ZIMBABWE – Zimbabwe’s wheat harvest has soared to a record-breaking 560,000 tonnes (T) this year, surpassing last year’s high of 467,905 tonnes (T).
This achievement marks the second consecutive year of record-breaking winter wheat production, positioning Zimbabwe as one of Africa’s few wheat self-sufficient nations, alongside Ethiopia.
The country’s annual wheat demand of 360,000 tonnes ensures a surplus, further cementing its strides towards reclaiming its breadbasket status in the region.
Commenting on the record, Professor Obert Jiri, Permanent Secretary in the Ministry of Lands, Agriculture, Fisheries, Water and Rural Development, confirmed that the harvesting phase is complete, and final figures will soon be announced.
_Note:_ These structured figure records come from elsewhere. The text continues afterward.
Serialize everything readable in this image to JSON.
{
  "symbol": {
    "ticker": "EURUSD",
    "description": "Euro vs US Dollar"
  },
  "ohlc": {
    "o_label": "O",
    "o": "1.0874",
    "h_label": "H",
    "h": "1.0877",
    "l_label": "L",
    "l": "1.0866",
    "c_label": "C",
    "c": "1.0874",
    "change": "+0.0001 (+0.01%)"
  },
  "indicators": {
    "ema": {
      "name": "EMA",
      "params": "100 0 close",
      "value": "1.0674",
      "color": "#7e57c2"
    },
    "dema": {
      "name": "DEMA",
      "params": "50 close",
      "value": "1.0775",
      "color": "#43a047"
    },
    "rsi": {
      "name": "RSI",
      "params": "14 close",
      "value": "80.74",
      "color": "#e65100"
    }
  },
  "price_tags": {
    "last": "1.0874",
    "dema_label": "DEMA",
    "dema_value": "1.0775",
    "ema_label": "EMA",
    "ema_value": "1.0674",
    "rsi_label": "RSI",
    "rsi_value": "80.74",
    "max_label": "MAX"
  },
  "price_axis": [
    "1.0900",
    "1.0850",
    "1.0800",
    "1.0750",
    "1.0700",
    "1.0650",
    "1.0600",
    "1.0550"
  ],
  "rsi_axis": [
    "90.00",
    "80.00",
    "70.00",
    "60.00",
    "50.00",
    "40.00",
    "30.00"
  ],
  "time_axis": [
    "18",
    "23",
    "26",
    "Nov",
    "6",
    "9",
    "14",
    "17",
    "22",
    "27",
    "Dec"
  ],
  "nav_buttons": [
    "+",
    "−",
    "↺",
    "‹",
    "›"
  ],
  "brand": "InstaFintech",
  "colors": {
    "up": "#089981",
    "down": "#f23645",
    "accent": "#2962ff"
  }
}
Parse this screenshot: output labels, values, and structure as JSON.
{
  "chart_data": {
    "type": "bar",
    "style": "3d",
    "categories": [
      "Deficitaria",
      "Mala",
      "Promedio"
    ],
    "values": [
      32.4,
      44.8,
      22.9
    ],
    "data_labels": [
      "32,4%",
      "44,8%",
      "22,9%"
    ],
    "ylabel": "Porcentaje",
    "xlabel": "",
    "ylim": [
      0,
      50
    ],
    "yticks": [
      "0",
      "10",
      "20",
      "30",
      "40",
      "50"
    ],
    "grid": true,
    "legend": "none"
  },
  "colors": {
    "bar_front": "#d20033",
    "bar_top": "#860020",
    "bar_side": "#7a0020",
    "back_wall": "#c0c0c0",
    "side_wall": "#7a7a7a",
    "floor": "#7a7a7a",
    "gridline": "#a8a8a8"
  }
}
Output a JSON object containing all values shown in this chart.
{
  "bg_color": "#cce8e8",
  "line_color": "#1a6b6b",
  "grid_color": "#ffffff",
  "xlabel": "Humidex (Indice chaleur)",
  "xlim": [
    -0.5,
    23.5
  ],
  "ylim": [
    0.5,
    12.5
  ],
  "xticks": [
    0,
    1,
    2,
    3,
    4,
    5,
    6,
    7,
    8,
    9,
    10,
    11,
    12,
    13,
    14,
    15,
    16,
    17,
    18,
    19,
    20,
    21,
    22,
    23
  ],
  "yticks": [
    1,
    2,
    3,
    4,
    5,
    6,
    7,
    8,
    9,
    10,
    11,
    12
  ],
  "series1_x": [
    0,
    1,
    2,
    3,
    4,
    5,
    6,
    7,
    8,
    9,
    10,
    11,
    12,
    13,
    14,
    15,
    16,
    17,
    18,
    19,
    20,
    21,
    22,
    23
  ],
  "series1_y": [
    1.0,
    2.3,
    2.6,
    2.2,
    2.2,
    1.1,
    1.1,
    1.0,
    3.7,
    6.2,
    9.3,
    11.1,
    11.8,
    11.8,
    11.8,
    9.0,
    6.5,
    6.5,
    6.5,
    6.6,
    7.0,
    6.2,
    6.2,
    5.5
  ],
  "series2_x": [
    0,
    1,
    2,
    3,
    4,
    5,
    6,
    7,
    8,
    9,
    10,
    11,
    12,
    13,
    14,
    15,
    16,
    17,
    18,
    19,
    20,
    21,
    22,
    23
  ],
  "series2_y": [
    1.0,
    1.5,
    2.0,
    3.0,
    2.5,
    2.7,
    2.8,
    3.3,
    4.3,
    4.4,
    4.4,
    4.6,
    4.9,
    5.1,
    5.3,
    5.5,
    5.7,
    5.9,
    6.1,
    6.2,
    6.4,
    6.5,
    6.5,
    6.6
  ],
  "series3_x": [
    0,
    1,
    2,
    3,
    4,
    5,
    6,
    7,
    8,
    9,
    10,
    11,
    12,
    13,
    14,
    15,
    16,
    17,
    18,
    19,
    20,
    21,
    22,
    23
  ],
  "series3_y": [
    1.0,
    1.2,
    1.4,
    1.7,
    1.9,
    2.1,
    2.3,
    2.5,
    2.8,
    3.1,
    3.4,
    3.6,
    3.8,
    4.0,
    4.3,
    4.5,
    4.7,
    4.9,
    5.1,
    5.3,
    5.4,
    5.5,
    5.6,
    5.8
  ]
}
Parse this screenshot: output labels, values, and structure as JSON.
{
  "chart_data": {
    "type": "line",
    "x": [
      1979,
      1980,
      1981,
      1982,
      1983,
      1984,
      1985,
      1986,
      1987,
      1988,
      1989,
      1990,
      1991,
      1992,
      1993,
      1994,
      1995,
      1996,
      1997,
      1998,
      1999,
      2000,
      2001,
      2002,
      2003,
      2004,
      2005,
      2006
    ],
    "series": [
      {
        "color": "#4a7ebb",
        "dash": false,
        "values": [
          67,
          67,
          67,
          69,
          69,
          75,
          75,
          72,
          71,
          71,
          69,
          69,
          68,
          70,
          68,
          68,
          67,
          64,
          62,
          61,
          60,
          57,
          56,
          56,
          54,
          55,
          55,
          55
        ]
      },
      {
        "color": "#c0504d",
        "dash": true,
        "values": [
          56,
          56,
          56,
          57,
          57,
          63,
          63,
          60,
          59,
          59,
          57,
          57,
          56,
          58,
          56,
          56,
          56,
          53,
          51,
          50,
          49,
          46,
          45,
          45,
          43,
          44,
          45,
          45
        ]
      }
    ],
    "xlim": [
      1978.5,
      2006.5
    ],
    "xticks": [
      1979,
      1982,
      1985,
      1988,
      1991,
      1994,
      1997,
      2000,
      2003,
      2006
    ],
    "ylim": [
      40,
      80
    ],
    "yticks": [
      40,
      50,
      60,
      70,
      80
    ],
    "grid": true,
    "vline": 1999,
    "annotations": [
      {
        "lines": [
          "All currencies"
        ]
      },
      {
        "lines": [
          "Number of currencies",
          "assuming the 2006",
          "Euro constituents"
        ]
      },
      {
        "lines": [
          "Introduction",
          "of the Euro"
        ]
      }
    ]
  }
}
“The season was not bad,” he remarked, hinting at the success of this year’s efforts despite narrowly missing the 600,000-tonne target.
The government’s investment in agricultural mechanisation has been instrumental in achieving these results.
Engineer Edwin Zimunga, Chief Director for Agricultural Engineering and Mechanisation, credited the deployment of over 14,000 tractors and 300 combine harvesters across the country as game-changers.
“Setting new records has become part of our DNA.Our farmers have truly embraced the call to enhance food security. Government initiatives are clearly paying off,” Engineer Zimunga stated.
Mechanisation hubs across 22 regions provided critical support to farmers, boosting productivity and efficiency throughout the season.
The bumper harvest is expected to stabilize local wheat prices and bring relief to consumers. Flour, a vital ingredient in staple foods such as bread, pasta, and pastries, is now readily available, ensuring affordability across the market.
Consumer Council of Zimbabwe (CCZ) chief executive officer Rosemary Mpofu highlighted the broader benefits of surplus wheat production.
“We can significantly benefit from stable prices for wheat and related products. Excess wheat can also be exported, generating foreign currency to boost our economy,” she said.
Retailers have been urged to maintain compliance with monetary and fiscal regulations to keep prices affordable. Confederation of Zimbabwe Retailers (CZR) president Denford Mutashu emphasized that speculative pricing must be avoided to maximize consumer benefits.
Zimbabwe’s wheat sector has benefited from strategic planning and investment aimed at reducing its reliance on imports.
Last year, the country imported approximately 40,000 tonnes of wheat, an expense that authorities aim to minimize going forward. By increasing domestic production, Zimbabwe can potentially stabilize local flour prices, strengthening both food security and the economy.
According to industry experts, the increased yield could enable Zimbabwe to become a wheat supplier for neighboring countries in the Southern African region.